May Atta, Mardi, 09 avril 2013

Le 5e anniversaire de ce mouvement a été célébré cette semaine par une série de manifestations, souvent violentes à travers le pays.

24 blessés. C’est le bilan officiel des protestations de samedi auxquelles avait appelé le mouvement du 6 Avril pour commémorer le 5e anniversaire de sa création. Des affrontements ont opposé les protestataires aux forces de l’ordre dans plusieurs gouvernorats. De son côté, le ministère de l’Intérieur a réclamé 7 blessés parmi les forces de l’ordre, dont un officier.

Dans le centre du Caire, la police a tiré des gaz lacrymogènes sur des centaines de manifestants devant le siège du Palais de justice qui abrite également les bureaux du procureur général.

La police a également fait usage de gaz lacrymogène à Alexandrie et à Mahalla, dans le Delta du Nil, où des manifestants ont attaqué un commissariat avec des cocktails Molotov.

Plusieurs partis politiques ont participé à ces manifestations dont les partis Al-Dostour, Al-Karama, le Congrès, ainsi que des mouvements comme Kéfaya et l’Alliance des forces révolutionnaires.

Les manifestants ont réclamé le départ du président Mohamad Morsi qui a « échoué à concrétiser les objectifs de la révolution » de janvier 2011. Ils ont repris le slogan scandé à l’intention de son prédécesseur Hosni Moubarak : « Le peuple veut la chute du régime ». Les autres slogans dénonçaient « l’hégémonie des Frères musulmans sur les rouages de l’Etat » et résumaient les revendications de l’opposition, notamment le limogeage du procureur général nommé par le président, la libération des détenus et la restructuration du ministère de l’Intérieur.
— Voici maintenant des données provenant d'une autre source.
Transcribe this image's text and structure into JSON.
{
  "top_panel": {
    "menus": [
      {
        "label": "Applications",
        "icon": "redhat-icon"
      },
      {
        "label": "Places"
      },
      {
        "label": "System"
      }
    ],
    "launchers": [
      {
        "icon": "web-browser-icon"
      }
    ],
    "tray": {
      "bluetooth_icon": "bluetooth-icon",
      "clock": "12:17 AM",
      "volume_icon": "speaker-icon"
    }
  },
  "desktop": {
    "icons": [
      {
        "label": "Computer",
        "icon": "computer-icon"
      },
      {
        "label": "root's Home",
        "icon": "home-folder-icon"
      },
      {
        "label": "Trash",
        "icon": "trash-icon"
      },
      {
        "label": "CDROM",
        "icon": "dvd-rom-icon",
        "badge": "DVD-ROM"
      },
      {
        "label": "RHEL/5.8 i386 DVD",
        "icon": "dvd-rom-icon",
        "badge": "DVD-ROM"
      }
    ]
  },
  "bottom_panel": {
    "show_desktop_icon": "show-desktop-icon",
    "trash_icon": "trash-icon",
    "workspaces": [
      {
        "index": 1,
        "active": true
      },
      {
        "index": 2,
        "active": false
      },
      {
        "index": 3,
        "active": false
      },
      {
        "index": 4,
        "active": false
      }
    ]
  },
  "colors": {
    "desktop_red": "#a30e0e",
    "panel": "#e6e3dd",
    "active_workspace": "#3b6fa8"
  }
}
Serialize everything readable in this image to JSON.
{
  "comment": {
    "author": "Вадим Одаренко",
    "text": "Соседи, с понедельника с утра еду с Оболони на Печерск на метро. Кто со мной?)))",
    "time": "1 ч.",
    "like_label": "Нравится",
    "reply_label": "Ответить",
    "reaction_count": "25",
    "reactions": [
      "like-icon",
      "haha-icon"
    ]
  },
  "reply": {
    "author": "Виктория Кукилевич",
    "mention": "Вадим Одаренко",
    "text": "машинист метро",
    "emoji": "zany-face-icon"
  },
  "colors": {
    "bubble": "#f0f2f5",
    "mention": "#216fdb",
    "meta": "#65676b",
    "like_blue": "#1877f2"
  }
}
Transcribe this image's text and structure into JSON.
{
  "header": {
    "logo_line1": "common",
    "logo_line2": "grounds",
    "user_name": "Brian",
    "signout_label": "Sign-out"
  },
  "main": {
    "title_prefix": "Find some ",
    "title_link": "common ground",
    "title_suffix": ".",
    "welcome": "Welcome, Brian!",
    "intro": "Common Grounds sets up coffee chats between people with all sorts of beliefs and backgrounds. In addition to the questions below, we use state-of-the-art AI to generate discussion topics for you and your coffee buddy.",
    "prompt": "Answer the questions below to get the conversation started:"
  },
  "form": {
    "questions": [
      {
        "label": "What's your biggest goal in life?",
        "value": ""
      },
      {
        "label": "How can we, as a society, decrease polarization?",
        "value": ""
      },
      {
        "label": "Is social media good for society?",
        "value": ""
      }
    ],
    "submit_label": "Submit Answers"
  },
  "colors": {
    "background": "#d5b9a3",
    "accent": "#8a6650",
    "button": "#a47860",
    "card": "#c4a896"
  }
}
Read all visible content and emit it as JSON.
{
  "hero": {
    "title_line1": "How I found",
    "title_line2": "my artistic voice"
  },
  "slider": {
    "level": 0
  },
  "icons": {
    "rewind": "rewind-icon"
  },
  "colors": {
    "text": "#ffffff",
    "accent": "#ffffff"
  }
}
« Certains manifestants ont essayé de prendre d’assaut les bâtiments du Palais de justice au centre du Caire. A Mahalla, des manifestants ont lancé des cocktails Molotov et des chevrotines sur un commissariat et ont tiré des cartouches sur les forces de l’ordre qui assuraient sa sécurité. Les bâtiments en question ont été partiellement endommagés », lit-on dans un communiqué du ministère de l’Intérieur.

De son côté, le mouvement a condamné dans un communiqué « les mensonges du ministère de l’Intérieur … qui cherche à ternir l’image et la crédibilité du mouvement en lui attribuant des actes de violence qu’ils n’a pas commis ». Le mouvement du 6 Avril a également dénoncé l’« usage disproportionné de la force contre des manifestants pacifiques ». Selon son porte-parole, Mostafa Al-Hagari, il s’agissait de « terroriser les jeunes manifestants et d’une tentative désespérée de taire leurs revendications ».

« Nous continuerons les manifestations dans des endroits divers et sous des formes diverses et nous maintiendrons la pression sur ce régime qui n’a satisfait aucune demande de la révolution », a promis Ahmad Maher, leader du mouvement.

Lancé après la répression meurtrière menée par la police contre des grévistes le 6 avril 2008 à Mahalla, le mouvement du 6 Avril a été au coeur de la révolution de janvier qui a amené la chute de Hosni Moubarak. Après l’élection du président Morsi l’été dernier, le mouvement s’est montré prêt à coopérer avec le nouveau régime, notamment dans la rédaction de la nouvelle Constitution, ce qui lui a valu les critiques d’autres factions de l’opposition. « Malgré nos différences avec eux, nous avons essayé d’aider les Frères musulmans après leur accession au pouvoir. Hélas, nous avons découvert qu’ils ne sont pas très loin des politiques de Moubarak et de son parti. C’est le même opportunisme », lance Maher. Le groupe a désormais rejoint une coalition de mouvements laïques ayant parfois organisé des manifestations violentes contre le président Morsi.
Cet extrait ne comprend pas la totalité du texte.